Contrairement aux « julots casse‑croûte » des quartiers chauds, en voie d'extinction, ces souteneurs new‑look n'ont souvent même pas conscience de leur véritable statut. De toute façon, ils se trouvent toujours de bonnes excuses. À les écouter, ces hommes là n'agissent que par pur altruisme, par « amour », même! Mais jamais pour l'appât du gain. Et si cet imprésario encourage ses comédiennes à tourner sans préser­vatif, c'est évidemment pour leur bien, pour qu'elles puissent travailler chaque mois sans connaître le chômage... Tant pis si, infectées par le virus HIV, elles s'échouent en unité de soins intensifs à La Salpêtrière. Et si tel agent de casting pousse ses jeunes recrues à accepter des gang‑bangs, c'est uniquement pour qu'elles gagnent plus d'argent sur leurs contrats. Qu'importe si les conséquences médicales et psy­chologiques sont désastreuses.

Le « gang bang »... Cette pratique, sordide, est au fond assez symptomatique de la fâcheuse tendance qu'ont certains réalisateurs de films X à confondre femmes et viande. Née aux États‑Unis au milieu des années 80, elle consiste à livrer une comédienne, présentée comme une insatiable nympho­mane, à dix, vingt, trente... cent partenaires en rut!

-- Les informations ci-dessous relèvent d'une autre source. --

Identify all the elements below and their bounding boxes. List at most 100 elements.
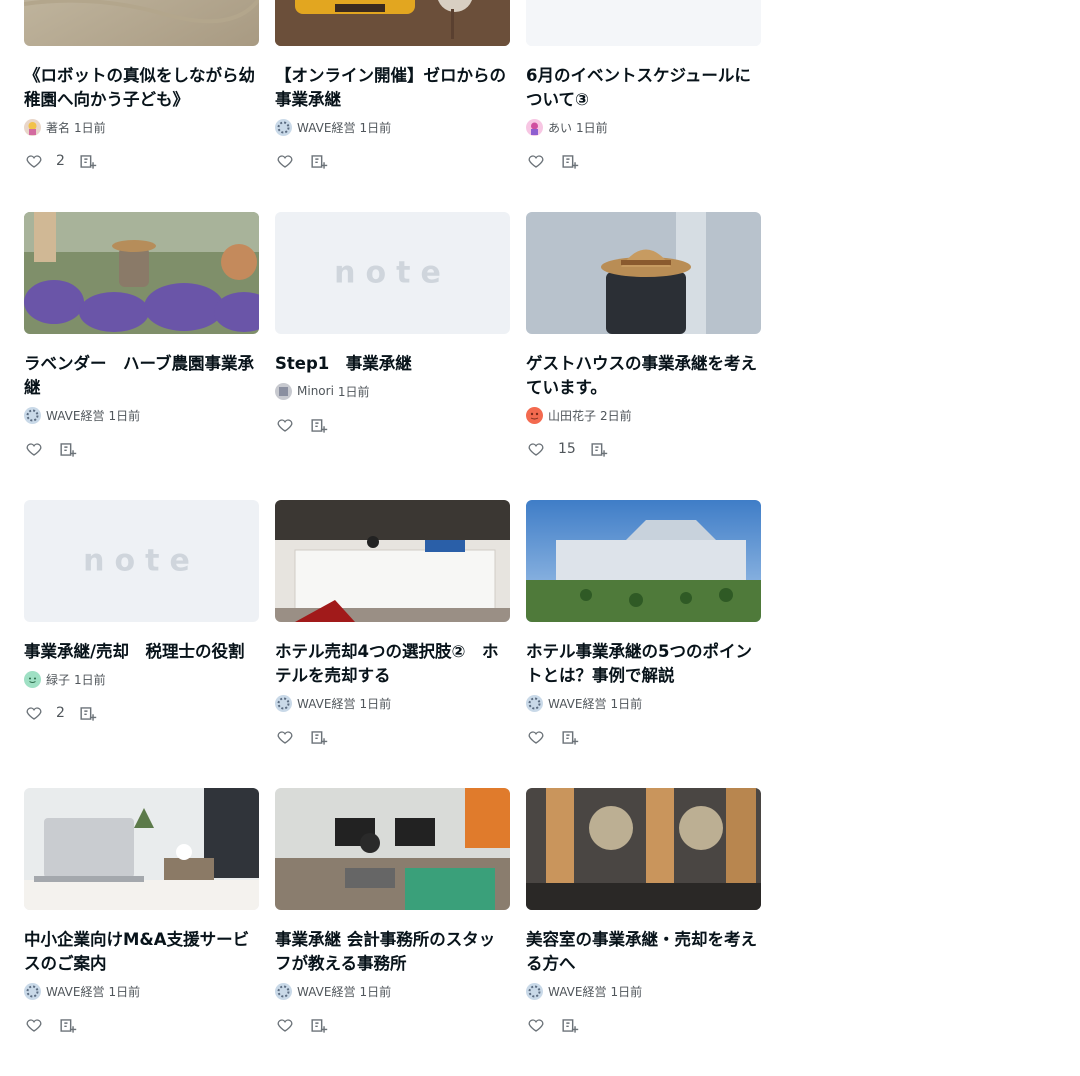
article-meta: 緑子 1日前 [24, 670, 259, 688]
author-avatar[interactable] [24, 118, 41, 136]
article-thumbnail[interactable] [526, 500, 761, 622]
author-name[interactable]: 山田花子 [548, 407, 596, 424]
author-avatar[interactable] [275, 118, 292, 136]
like-heart-icon[interactable] [24, 1015, 44, 1035]
article-actions [24, 438, 259, 460]
article-card[interactable]: ホテル事業承継の5つのポイントとは？事例で解説 WAVE経営 1日前 [526, 500, 761, 748]
article-meta: WAVE経営 1日前 [526, 694, 761, 712]
article-thumbnail[interactable] [275, 788, 510, 910]
post-time: 1日前 [359, 984, 392, 999]
article-card[interactable]: 【オンライン開催】ゼロからの事業承継 WAVE経営 1日前 [275, 0, 510, 172]
article-thumbnail[interactable] [526, 0, 761, 46]
author-name[interactable]: Minori [297, 384, 334, 398]
article-card[interactable]: note Step1 事業承継 Minori 1日前 [275, 212, 510, 460]
article-title[interactable]: 美容室の事業承継・売却を考える方へ [526, 928, 761, 976]
article-title[interactable]: 《ロボットの真似をしながら幼稚園へ向かう子ども》 [24, 64, 259, 112]
add-to-magazine-icon[interactable] [589, 439, 609, 459]
add-to-magazine-icon[interactable] [57, 1015, 77, 1035]
author-name[interactable]: 緑子 [46, 671, 70, 688]
add-to-magazine-icon[interactable] [308, 415, 328, 435]
like-heart-icon[interactable] [24, 439, 44, 459]
like-heart-icon[interactable] [526, 439, 546, 459]
add-to-magazine-icon[interactable] [559, 1015, 579, 1035]
like-heart-icon[interactable] [526, 727, 546, 747]
article-thumbnail[interactable] [24, 212, 259, 334]
article-thumbnail[interactable] [526, 788, 761, 910]
add-to-magazine-icon[interactable] [78, 151, 98, 171]
author-avatar[interactable] [24, 406, 41, 424]
article-title[interactable]: Step1 事業承継 [275, 352, 510, 376]
article-title[interactable]: 【オンライン開催】ゼロからの事業承継 [275, 64, 510, 112]
author-name[interactable]: WAVE経営 [297, 695, 355, 712]
article-thumbnail[interactable] [526, 212, 761, 334]
author-avatar[interactable] [526, 694, 543, 712]
article-card[interactable]: ラベンダー ハーブ農園事業承継 WAVE経営 1日前 [24, 212, 259, 460]
article-actions [275, 726, 510, 748]
article-meta: WAVE経営 1日前 [275, 118, 510, 136]
author-avatar[interactable] [526, 406, 543, 424]
note-placeholder-logo: note [334, 255, 451, 291]
article-card[interactable]: 美容室の事業承継・売却を考える方へ WAVE経営 1日前 [526, 788, 761, 1036]
like-count: 15 [558, 441, 576, 457]
add-to-magazine-icon[interactable] [57, 439, 77, 459]
like-heart-icon[interactable] [526, 1015, 546, 1035]
article-thumbnail[interactable] [24, 0, 259, 46]
add-to-magazine-icon[interactable] [308, 727, 328, 747]
article-title[interactable]: 事業承継 会計事務所のスタッフが教える事務所 [275, 928, 510, 976]
author-avatar[interactable] [526, 982, 543, 1000]
like-heart-icon[interactable] [275, 1015, 295, 1035]
add-to-magazine-icon[interactable] [308, 1015, 328, 1035]
like-heart-icon[interactable] [275, 727, 295, 747]
article-card[interactable]: 《ロボットの真似をしながら幼稚園へ向かう子ども》 著名 1日前 2 [24, 0, 259, 172]
article-title[interactable]: ホテル事業承継の5つのポイントとは？事例で解説 [526, 640, 761, 688]
add-to-magazine-icon[interactable] [78, 703, 98, 723]
article-card[interactable]: ホテル売却4つの選択肢② ホテルを売却する WAVE経営 1日前 [275, 500, 510, 748]
author-name[interactable]: WAVE経営 [297, 983, 355, 1000]
author-avatar[interactable] [275, 982, 292, 1000]
article-thumbnail[interactable] [24, 788, 259, 910]
article-card[interactable]: 中小企業向けM&A支援サービスのご案内 WAVE経営 1日前 [24, 788, 259, 1036]
author-name[interactable]: WAVE経営 [548, 695, 606, 712]
article-actions: 15 [526, 438, 761, 460]
post-time: 1日前 [108, 984, 141, 999]
author-avatar[interactable] [526, 118, 543, 136]
author-avatar[interactable] [24, 670, 41, 688]
like-heart-icon[interactable] [24, 703, 44, 723]
article-card[interactable]: note 事業承継/売却 税理士の役割 緑子 1日前 2 [24, 500, 259, 748]
author-name[interactable]: あい [548, 119, 572, 136]
article-thumbnail[interactable]: note [275, 212, 510, 334]
like-heart-icon[interactable] [275, 151, 295, 171]
article-actions: 2 [24, 150, 259, 172]
article-card[interactable]: 事業承継 会計事務所のスタッフが教える事務所 WAVE経営 1日前 [275, 788, 510, 1036]
article-title[interactable]: 6月のイベントスケジュールについて③ [526, 64, 761, 112]
article-meta: あい 1日前 [526, 118, 761, 136]
post-time: 1日前 [74, 672, 106, 687]
article-title[interactable]: ホテル売却4つの選択肢② ホテルを売却する [275, 640, 510, 688]
like-heart-icon[interactable] [275, 415, 295, 435]
add-to-magazine-icon[interactable] [308, 151, 328, 171]
article-meta: WAVE経営 1日前 [526, 982, 761, 1000]
author-name[interactable]: WAVE経営 [46, 407, 104, 424]
author-avatar[interactable] [275, 382, 292, 400]
article-card[interactable]: 6月のイベントスケジュールについて③ あい 1日前 [526, 0, 761, 172]
add-to-magazine-icon[interactable] [559, 727, 579, 747]
article-card[interactable]: ゲストハウスの事業承継を考えています。 山田花子 2日前 15 [526, 212, 761, 460]
author-avatar[interactable] [24, 982, 41, 1000]
article-title[interactable]: 中小企業向けM&A支援サービスのご案内 [24, 928, 259, 976]
article-title[interactable]: ゲストハウスの事業承継を考えています。 [526, 352, 761, 400]
article-title[interactable]: 事業承継/売却 税理士の役割 [24, 640, 259, 664]
author-name[interactable]: WAVE経営 [548, 983, 606, 1000]
article-thumbnail[interactable] [275, 0, 510, 46]
article-actions [275, 150, 510, 172]
like-heart-icon[interactable] [526, 151, 546, 171]
article-grid: 《ロボットの真似をしながら幼稚園へ向かう子ども》 著名 1日前 2 【オンライン… [24, 0, 761, 1076]
article-thumbnail[interactable] [275, 500, 510, 622]
article-title[interactable]: ラベンダー ハーブ農園事業承継 [24, 352, 259, 400]
author-name[interactable]: WAVE経営 [46, 983, 104, 1000]
like-heart-icon[interactable] [24, 151, 44, 171]
add-to-magazine-icon[interactable] [559, 151, 579, 171]
author-avatar[interactable] [275, 694, 292, 712]
author-name[interactable]: WAVE経営 [297, 119, 355, 136]
author-name[interactable]: 著名 [46, 119, 70, 136]
article-thumbnail[interactable]: note [24, 500, 259, 622]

Le record d'abattage était détenu, jusqu'en avril 1996, par l'Américaine Annabelle Chong, avant qu'une autre comé­dienne de vingt deux ans dénommée Jasmine Saint Clair ne vienne ravir ce triste trophée. Mademoiselle Chong, petite brune d'origine coréenne vivant à Los Angeles, a soulagé deux cent cinquante et un hommes, à la chaîne, durant cinq heures d'affilée, sous l'objectif d'une caméra! Jasmine Saint Clair, elle, a relevé le défi en prenant part, le 19 avril 1996, toujours à Los Angeles, sur Santa Monica Boulevard, au plus grand gang‑bang de tous les temps : trois cents hommes se sont succédés pendant douze heures non stop... Commentaire essoufflé de la belle, juste après sa prestation : « J'aime cho­quer, c'est comme ça qu'on devient célèbre. »

Le réalisateur de ces films hauts en romantisme est améri­cain et s'appelle John T. Bone. Cet individu, un spécialiste du porno de caniveau, a conquis ses lettres de noblesse en persuadant les plus belles hardeuses californiennes de systé­matiquement faire leur propre gang‑bang. Dont la comédienne Savannah, magnifique blonde qui se suicidera quel­ques mois après son pathétique exploit...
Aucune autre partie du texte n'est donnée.